Conversational Coaching — a treatment designed to teach verbal and nonverbal
communication strategies to individuals with aphasia and their primary communication partners
(e.g., spouse, care partner). Strategies can include drawing, gesturing, cueing, confirming
information, and summarizing information. Strategies are chosen by the individual and their
communication partner and are practiced in scripted conversations. The SLP serves as the
“coach” for both partners (Hopper et al., 2002).
Supported Conversation for Adults With Aphasia — an approach to aphasia rehabilitation
that emphasizes (a) the need for multimodal communication, (b) partner training, and (c)
opportunities for social interaction.
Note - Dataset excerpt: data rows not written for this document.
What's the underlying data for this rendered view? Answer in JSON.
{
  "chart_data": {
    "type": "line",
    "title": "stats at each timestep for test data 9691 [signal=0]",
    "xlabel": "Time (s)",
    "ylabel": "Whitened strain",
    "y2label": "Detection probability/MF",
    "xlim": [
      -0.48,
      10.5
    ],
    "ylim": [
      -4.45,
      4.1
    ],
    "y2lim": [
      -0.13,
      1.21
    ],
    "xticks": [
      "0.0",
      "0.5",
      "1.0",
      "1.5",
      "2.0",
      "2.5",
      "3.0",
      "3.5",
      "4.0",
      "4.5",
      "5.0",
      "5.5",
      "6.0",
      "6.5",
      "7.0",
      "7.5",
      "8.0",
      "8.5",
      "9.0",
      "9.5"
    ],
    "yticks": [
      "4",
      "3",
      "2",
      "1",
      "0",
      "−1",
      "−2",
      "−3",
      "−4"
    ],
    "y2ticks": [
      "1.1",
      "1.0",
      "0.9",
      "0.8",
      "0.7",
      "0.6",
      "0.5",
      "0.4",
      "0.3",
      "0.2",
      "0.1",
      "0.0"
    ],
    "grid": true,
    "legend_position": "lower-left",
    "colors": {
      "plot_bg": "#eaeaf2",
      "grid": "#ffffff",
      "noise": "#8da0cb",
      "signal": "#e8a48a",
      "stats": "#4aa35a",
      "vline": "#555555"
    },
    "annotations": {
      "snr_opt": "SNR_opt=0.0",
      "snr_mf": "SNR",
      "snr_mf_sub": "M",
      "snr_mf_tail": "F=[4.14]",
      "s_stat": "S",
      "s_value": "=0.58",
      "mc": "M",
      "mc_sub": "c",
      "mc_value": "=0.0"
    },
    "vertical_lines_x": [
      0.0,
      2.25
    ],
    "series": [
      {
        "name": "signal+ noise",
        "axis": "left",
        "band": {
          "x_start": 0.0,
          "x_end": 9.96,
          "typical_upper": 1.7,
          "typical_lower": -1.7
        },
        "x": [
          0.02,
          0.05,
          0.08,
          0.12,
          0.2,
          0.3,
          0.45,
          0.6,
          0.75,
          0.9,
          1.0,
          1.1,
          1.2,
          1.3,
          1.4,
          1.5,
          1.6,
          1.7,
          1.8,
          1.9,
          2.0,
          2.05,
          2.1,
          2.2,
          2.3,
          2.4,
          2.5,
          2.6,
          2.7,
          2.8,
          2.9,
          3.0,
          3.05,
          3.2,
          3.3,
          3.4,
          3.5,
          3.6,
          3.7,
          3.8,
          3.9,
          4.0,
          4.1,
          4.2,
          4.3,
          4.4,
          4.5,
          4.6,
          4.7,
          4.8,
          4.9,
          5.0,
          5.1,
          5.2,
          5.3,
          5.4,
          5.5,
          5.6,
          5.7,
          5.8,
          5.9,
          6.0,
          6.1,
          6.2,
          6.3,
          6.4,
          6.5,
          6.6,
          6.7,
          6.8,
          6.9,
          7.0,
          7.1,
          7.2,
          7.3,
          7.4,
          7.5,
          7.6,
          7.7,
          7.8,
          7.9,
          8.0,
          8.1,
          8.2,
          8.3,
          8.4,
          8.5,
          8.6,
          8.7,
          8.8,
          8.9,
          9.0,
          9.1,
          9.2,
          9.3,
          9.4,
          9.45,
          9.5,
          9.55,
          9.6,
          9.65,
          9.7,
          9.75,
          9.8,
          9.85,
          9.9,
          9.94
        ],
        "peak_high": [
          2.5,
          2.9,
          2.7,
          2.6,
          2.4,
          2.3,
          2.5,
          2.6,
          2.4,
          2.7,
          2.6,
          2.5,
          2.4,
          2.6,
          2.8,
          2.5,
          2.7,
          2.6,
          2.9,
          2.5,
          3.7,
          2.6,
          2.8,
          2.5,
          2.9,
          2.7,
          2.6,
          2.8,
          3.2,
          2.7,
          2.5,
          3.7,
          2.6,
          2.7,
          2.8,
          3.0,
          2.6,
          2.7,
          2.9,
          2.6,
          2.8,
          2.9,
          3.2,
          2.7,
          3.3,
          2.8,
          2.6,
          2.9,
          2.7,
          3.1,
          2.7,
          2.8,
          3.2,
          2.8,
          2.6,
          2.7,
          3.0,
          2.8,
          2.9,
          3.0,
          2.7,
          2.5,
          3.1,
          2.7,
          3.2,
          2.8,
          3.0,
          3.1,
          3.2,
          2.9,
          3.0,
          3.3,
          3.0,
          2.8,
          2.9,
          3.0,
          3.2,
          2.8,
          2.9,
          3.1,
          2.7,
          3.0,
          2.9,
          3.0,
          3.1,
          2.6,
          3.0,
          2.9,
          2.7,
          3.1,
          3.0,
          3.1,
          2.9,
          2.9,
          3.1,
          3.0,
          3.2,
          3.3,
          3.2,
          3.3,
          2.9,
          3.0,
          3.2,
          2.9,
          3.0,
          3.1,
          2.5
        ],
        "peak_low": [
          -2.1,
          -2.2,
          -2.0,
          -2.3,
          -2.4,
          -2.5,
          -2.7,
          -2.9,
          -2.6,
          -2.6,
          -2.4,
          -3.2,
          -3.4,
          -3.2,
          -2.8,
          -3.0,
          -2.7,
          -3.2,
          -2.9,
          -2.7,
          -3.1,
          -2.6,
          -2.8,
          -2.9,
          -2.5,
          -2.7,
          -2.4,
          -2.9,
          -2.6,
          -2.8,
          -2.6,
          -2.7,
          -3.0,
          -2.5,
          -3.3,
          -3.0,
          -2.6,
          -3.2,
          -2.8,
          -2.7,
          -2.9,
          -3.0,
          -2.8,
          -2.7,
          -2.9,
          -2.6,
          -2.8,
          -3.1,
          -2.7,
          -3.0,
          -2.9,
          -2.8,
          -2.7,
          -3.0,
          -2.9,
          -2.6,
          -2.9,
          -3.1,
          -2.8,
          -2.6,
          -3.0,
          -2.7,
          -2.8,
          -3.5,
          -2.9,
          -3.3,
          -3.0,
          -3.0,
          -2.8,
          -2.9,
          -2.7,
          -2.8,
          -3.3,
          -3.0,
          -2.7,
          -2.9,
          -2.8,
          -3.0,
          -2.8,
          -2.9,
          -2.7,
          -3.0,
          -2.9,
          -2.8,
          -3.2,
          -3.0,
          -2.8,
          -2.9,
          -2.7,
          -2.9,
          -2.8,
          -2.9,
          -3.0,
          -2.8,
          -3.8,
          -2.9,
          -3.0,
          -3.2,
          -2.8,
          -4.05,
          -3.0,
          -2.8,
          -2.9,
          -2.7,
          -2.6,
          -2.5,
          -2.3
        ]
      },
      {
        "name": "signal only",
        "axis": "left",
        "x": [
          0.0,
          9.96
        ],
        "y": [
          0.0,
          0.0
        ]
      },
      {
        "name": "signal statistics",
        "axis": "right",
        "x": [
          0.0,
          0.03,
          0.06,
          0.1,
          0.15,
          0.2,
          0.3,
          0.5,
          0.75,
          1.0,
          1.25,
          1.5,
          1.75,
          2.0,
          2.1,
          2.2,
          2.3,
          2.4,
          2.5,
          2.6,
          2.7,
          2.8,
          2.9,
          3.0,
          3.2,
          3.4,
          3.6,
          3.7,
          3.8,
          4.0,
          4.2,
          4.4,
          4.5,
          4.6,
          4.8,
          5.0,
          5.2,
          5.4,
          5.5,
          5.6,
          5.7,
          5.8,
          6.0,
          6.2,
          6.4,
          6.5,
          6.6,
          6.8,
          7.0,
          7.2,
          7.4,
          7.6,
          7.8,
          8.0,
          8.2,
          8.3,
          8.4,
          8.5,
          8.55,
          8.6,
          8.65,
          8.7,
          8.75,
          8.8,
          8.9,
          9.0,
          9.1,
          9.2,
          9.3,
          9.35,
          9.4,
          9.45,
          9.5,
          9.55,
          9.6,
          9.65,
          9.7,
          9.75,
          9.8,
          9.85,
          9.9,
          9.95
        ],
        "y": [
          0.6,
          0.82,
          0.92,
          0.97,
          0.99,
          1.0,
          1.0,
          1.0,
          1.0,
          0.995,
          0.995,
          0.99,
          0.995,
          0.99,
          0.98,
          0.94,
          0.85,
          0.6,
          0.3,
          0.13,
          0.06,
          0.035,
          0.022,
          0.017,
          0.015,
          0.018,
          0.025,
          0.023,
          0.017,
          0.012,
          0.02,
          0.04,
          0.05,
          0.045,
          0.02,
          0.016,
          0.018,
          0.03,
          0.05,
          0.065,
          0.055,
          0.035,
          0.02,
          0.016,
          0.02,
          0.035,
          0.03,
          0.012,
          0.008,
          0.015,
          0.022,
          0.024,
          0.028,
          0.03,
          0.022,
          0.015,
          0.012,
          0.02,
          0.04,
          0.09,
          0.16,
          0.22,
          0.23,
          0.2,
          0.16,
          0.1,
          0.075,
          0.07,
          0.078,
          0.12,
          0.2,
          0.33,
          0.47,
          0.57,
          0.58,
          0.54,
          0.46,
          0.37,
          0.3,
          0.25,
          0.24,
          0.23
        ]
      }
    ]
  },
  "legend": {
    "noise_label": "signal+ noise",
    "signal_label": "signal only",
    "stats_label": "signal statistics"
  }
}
Per Kagan (2007), there are three underlying principles:
1. preparation
2. recording the conversation
3. preliminary viewing of the recording and transcription
4. conversation assessment
5. moving from assessment to training
6. conversation training
Multimodal Treatments
Treatment approaches that use any modality to communicate a message. Multimodal treatments
focus on using varied effective and efficient communication strategies and include the following.
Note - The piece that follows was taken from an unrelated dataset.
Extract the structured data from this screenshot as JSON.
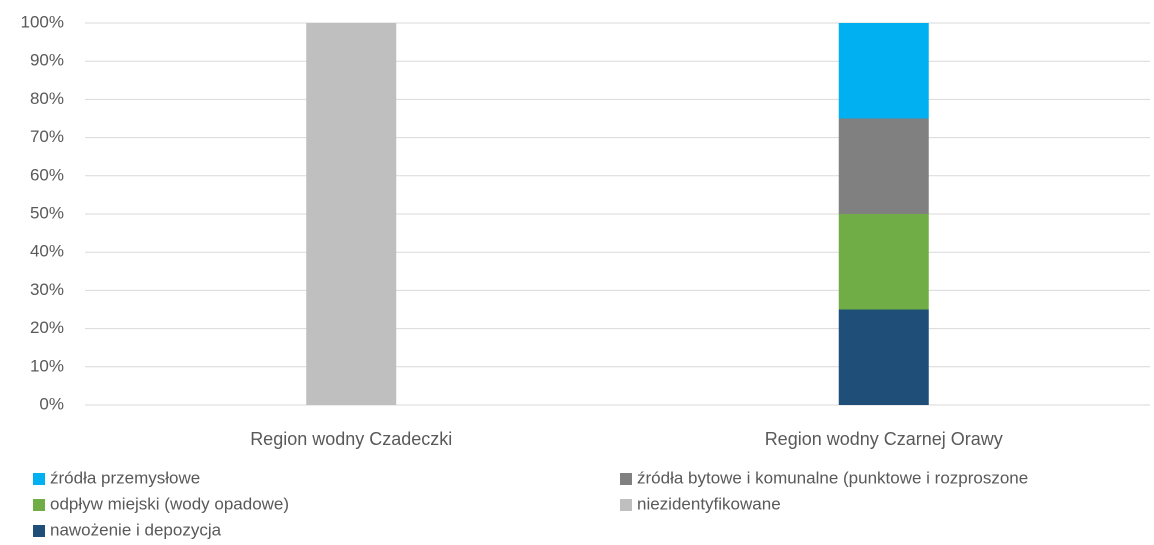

Augmentative and Alternative Communication (AAC) — an area of clinical practice that
supplements or compensates for impairments in speech-language production and/or
comprehension, including spoken/signed and written modes of communication. AAC approaches
incorporate low-tech strategies (e.g., photos, communication books) and high-tech devices to
enhance communication. AAC focuses on using the individual’s residual language abilities and
training communication partners to use “augmented input” to enhance comprehension and to
offer written or visual choices to help individuals with aphasia indicate preferences, ideas, and
feelings. Please see ASHA’s Practice Portal page on Augmentative and Alternative
Communication for further information.
Gestural Facilitation of Naming — an approach that uses intact gesture abilities to facilitate the
activation of word retrieval by taking advantage of the interactive nature of language and action
(see, e.g., Raymer et al., 2006; Rodriguez et al., 2006; M. L. Rose, 2013; M. L. Rose et al., 2013,
2017).
Promoting Aphasics’ Communicative Effectiveness — a treatment designed to improve
conversational skills. The individual with aphasia and the clinician take turns being the message
sender and the message receiver. Picture prompts for conversational messages are hidden from
the listener (similar to a barrier task), and the speaker uses their choice of modalities for
conveying messages (Davis & Wilcox, 1981).
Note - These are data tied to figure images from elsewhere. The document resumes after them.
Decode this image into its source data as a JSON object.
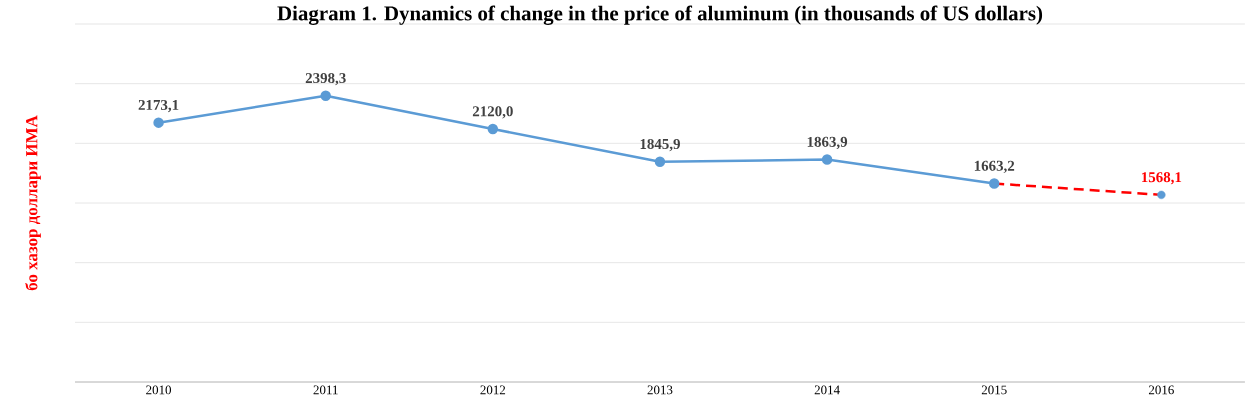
{
  "chart_data": {
    "type": "line",
    "title": "Diagram 1. Dynamics of change in the price of aluminum (in thousands of US dollars)",
    "ylabel": "бо хазор доллари ИМА",
    "categories": [
      "2010",
      "2011",
      "2012",
      "2013",
      "2014",
      "2015",
      "2016"
    ],
    "series": [
      {
        "color": "#5b9bd5",
        "marker": "circle",
        "line_style": "solid",
        "values": [
          2173.1,
          2398.3,
          2120.0,
          1845.9,
          1863.9,
          1663.2,
          null
        ],
        "value_labels": [
          "2173,1",
          "2398,3",
          "2120,0",
          "1845,9",
          "1863,9",
          "1663,2",
          null
        ]
      },
      {
        "color": "#ff0000",
        "marker": "none",
        "line_style": "dashed",
        "values": [
          null,
          null,
          null,
          null,
          null,
          1663.2,
          1568.1
        ],
        "value_labels": [
          null,
          null,
          null,
          null,
          null,
          null,
          "1568,1"
        ]
      },
      {
        "type": "scatter",
        "color": "#5b9bd5",
        "marker": "circle",
        "values": [
          null,
          null,
          null,
          null,
          null,
          null,
          1568.1
        ]
      }
    ],
    "ylim": [
      0,
      3000
    ],
    "yticks": [
      {
        "value": 0,
        "label": null
      },
      {
        "value": 500,
        "label": null
      },
      {
        "value": 1000,
        "label": null
      },
      {
        "value": 1500,
        "label": null
      },
      {
        "value": 2000,
        "label": null
      },
      {
        "value": 2500,
        "label": null
      },
      {
        "value": 3000,
        "label": null
      }
    ],
    "tick_labels": "x",
    "grid": "y"
  }
}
Reciprocal Scaffolding Treatment — a group treatment approach that addresses
communication skills using natural language in meaningful social contexts. An individual with
aphasia is given an opportunity to use premorbid knowledge and vocabulary to teach a skill to a
group of “novices.” The person with aphasia has an opportunity to convey knowledge to the
novices, and the novices, in turn, learn a new skill and provide language models during realistic
interactions (Avent & Austerman, 2003).
Visual Action Therapy (VAT) — a nonverbal treatment approach that trains individuals to use
hand gestures to represent items that are not present (Helm-Estabrooks et al., 1982). VAT
incorporates a 12-step training hierarchy beginning with tracing (e.g., tracing objects); then
matching objects; then producing pantomimed gestures for visible objects; and, finally,
producing pantomimed gestures for absent objects.